[BUG] OAuth whitelisted users being rejected #649
Description
Describe the bug
When using OAuth (Google as a provider in my case), some users may encounter an "Unauthorized" error despite being part of the whitelist set in the docker compose file.
To Reproduce
Steps to reproduce the behavior:
- Set a comma-delimited list of user emails for the
OAUTH_WHITELISTdocker compose variable - Have user attempt to login
- User is rejected with message "The user with username
<EMAIL_HERE>is not authorized to login"
Expected behavior
Comma-delimited users set using the OAUTH_WHITELIST docker compose variable should be allowed.
Logs
WRN internal/controller/oauth_controller.go:156 > Email not whitelisted email=<EMAIL_HERE>
Device (please complete the following information):
- OS: Debian 13 LXC
- Browser: Firefox
- Tinyauth: v4.1.0
- Docker 29.1.2
**
Additional context
I have a dozen or so user emails set for my OAuth whitelist, which may be a cause (due to length of the comma-delimited string). I've tried a single env var in an .env file with all the emails, yet the last few emails failed authentication/whitelisting.

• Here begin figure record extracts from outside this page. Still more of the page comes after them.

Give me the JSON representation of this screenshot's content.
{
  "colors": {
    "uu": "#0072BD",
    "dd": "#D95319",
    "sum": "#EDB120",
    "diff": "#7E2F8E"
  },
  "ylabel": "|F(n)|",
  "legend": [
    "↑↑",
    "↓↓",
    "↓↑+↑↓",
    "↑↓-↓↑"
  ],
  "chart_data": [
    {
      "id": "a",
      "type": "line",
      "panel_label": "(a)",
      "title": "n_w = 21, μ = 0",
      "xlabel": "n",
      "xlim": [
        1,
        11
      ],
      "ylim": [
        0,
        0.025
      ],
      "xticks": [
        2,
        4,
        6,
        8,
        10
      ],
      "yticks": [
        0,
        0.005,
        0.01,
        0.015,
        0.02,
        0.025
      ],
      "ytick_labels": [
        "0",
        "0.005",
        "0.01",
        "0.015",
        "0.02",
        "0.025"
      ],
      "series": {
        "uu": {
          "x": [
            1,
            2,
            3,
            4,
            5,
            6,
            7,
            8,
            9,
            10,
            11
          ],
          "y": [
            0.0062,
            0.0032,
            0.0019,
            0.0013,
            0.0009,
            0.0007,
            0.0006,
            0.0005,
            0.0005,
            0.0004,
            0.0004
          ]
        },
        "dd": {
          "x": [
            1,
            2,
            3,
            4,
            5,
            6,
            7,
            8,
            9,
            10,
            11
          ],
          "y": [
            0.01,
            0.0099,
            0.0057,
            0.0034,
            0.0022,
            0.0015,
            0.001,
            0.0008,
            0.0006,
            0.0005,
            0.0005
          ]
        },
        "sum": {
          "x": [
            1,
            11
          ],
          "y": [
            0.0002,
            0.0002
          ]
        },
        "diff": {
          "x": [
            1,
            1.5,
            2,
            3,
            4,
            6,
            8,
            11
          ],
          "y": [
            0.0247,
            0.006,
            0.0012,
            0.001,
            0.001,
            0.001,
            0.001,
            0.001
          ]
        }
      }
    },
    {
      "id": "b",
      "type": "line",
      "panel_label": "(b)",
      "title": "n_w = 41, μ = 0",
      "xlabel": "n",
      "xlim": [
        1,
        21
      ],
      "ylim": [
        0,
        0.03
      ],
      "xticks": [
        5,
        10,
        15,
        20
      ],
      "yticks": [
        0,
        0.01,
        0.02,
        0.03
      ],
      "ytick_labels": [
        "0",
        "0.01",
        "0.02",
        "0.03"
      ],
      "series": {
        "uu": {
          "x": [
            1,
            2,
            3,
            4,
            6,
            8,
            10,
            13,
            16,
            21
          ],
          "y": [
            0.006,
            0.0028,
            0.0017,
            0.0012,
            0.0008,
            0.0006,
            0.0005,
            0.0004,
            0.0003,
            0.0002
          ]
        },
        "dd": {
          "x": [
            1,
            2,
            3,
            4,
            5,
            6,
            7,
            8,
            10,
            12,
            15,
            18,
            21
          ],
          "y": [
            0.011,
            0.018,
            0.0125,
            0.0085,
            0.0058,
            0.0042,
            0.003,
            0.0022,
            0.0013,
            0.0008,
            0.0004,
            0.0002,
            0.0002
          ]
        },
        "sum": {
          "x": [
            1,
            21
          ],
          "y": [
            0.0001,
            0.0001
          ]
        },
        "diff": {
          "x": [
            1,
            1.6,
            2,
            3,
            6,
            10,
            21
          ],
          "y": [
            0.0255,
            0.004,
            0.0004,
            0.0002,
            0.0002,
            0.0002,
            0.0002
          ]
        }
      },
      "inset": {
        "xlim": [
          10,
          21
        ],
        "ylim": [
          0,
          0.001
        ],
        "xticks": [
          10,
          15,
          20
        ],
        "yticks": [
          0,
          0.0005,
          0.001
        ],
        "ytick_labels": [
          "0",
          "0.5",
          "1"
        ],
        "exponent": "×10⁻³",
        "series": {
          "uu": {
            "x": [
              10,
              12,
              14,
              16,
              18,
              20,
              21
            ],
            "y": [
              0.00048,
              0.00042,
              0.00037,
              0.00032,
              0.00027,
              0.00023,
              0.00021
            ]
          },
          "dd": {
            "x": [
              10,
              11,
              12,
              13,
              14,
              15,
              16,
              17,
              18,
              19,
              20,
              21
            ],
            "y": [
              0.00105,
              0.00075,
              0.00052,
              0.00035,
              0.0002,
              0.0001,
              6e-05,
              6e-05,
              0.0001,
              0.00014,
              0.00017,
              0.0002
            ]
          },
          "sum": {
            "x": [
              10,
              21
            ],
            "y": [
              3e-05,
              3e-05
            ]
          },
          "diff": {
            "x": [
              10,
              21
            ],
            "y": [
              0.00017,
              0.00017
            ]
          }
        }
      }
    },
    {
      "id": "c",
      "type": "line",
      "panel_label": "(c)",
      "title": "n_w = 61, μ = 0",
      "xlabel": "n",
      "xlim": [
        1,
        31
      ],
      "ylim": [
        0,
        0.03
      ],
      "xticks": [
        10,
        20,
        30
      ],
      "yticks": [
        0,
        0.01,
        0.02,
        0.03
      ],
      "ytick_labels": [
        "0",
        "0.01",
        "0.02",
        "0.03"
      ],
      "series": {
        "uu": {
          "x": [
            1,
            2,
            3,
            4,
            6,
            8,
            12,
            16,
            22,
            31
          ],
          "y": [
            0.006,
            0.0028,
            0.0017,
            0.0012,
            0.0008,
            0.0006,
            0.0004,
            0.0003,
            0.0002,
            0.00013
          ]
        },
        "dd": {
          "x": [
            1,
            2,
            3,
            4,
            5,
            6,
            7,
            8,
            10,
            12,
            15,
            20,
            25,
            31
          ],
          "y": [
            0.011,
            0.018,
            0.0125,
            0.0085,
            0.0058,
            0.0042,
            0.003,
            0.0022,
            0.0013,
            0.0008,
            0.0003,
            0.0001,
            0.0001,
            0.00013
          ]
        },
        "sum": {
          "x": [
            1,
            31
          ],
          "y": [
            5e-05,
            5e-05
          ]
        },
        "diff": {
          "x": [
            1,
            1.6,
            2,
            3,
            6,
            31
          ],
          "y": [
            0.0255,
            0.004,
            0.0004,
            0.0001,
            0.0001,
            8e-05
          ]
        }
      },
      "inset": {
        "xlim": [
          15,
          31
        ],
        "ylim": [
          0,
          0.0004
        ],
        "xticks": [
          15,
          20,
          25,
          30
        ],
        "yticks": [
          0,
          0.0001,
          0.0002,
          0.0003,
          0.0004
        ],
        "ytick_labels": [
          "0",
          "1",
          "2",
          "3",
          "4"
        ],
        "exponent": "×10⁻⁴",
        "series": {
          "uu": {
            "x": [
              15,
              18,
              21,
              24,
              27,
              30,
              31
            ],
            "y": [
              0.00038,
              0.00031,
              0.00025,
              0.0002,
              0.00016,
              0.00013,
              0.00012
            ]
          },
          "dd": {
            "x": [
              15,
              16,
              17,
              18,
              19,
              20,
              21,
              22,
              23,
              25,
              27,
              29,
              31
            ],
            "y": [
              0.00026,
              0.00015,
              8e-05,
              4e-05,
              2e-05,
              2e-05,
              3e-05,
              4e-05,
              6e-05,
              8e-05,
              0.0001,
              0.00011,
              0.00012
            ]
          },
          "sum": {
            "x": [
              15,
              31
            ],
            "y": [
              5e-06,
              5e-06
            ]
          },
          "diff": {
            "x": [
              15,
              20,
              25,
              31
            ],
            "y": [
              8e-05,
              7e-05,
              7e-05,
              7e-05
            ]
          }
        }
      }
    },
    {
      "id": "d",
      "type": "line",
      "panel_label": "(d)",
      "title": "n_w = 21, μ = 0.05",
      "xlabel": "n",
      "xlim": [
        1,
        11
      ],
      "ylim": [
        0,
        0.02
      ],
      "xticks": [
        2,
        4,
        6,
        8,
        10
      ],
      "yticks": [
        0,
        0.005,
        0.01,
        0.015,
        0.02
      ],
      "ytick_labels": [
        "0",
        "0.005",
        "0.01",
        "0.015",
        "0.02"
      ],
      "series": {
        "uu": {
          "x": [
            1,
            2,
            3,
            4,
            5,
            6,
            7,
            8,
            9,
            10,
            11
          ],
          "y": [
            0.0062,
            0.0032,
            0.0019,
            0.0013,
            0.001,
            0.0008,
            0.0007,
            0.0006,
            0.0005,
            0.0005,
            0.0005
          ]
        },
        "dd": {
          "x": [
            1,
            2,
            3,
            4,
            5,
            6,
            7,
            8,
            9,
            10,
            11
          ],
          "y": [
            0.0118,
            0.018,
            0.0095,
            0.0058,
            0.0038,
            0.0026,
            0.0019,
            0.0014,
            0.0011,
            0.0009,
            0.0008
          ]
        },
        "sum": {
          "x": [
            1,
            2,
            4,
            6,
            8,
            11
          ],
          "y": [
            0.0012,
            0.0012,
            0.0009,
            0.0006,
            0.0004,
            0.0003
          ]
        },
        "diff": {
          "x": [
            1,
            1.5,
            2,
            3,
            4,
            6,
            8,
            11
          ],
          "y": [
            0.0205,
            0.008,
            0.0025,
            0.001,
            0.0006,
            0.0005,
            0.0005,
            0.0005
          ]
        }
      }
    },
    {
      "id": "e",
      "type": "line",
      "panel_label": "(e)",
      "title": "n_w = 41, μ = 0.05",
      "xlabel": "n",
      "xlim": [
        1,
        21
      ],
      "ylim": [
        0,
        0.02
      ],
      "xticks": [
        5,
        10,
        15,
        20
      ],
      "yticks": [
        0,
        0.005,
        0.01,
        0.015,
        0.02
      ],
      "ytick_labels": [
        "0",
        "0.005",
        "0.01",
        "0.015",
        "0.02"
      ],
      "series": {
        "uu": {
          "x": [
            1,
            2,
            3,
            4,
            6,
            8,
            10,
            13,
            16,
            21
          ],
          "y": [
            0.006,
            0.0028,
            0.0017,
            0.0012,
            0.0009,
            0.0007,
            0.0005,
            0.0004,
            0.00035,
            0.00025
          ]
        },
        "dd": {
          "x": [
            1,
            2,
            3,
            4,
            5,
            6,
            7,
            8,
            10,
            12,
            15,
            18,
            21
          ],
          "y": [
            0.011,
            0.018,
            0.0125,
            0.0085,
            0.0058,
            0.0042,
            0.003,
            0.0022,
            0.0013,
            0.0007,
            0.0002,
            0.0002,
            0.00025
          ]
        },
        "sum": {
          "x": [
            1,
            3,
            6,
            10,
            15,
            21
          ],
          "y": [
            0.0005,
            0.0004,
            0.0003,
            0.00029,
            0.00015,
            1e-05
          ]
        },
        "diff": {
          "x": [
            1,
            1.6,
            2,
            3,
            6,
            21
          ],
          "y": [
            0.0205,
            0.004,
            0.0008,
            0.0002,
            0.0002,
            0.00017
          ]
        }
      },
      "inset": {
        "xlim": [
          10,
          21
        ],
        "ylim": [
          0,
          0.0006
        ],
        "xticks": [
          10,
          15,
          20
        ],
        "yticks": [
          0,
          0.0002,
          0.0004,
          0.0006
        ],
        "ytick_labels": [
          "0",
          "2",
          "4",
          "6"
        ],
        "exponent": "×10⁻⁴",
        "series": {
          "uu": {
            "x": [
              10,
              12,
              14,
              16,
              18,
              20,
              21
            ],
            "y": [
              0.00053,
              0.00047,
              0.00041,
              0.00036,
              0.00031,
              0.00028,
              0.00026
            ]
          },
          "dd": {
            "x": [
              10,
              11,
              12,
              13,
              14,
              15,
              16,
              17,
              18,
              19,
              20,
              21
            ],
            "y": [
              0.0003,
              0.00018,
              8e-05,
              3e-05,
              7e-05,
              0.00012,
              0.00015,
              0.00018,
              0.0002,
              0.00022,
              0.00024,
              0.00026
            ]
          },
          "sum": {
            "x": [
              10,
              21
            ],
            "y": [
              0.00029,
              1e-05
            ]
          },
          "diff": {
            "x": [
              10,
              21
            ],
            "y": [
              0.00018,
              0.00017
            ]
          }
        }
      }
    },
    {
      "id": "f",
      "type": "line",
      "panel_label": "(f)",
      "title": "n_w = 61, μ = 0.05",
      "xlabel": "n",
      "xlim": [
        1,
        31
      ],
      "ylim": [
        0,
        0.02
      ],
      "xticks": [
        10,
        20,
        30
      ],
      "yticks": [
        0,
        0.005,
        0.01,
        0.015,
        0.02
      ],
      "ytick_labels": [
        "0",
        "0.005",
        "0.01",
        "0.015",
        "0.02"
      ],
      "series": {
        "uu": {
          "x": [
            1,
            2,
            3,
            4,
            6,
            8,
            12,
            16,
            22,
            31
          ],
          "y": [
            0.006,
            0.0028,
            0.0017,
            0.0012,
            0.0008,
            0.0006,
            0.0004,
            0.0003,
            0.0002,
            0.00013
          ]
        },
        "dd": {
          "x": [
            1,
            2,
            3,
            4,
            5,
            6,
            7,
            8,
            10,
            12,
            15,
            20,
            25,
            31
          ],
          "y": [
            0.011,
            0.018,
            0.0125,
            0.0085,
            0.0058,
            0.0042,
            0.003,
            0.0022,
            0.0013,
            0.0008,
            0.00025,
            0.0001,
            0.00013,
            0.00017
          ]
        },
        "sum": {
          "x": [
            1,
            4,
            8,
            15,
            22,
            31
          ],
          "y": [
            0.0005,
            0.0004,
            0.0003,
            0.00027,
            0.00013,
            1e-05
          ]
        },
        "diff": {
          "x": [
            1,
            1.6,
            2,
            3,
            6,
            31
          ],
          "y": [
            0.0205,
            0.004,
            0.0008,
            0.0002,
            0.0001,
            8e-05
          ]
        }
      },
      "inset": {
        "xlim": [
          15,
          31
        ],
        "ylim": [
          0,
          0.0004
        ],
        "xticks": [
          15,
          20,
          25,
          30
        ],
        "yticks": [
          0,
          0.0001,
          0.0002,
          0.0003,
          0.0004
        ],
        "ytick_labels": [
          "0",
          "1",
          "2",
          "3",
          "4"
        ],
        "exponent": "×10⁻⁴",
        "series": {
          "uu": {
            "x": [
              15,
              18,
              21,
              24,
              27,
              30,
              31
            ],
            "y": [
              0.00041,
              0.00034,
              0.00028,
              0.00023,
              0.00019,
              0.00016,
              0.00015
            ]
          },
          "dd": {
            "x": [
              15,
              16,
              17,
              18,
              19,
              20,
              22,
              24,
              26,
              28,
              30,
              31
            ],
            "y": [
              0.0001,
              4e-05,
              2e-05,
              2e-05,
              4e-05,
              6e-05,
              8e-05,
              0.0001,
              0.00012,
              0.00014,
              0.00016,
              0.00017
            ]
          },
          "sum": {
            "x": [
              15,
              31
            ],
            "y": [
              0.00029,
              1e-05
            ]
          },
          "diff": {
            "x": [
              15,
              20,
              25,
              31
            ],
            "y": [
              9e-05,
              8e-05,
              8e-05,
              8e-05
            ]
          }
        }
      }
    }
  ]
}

I've also tried splitting up emails across multiple env vars in my .env file and concatenating them within the compose OAUTH_WHITELIST variable, yet this also led to one of the emails not being "whitelisted". I've also tried having this comma-delimited list directly set in the compose file to no avail.
It would be nice (and might fix this issue) if we could provide a OAUTH_WHITELIST_FILE similar to the USERS_FILE variable. That way, users could be specified, one per line, in a file that could then be passed as a docker compose secrets file.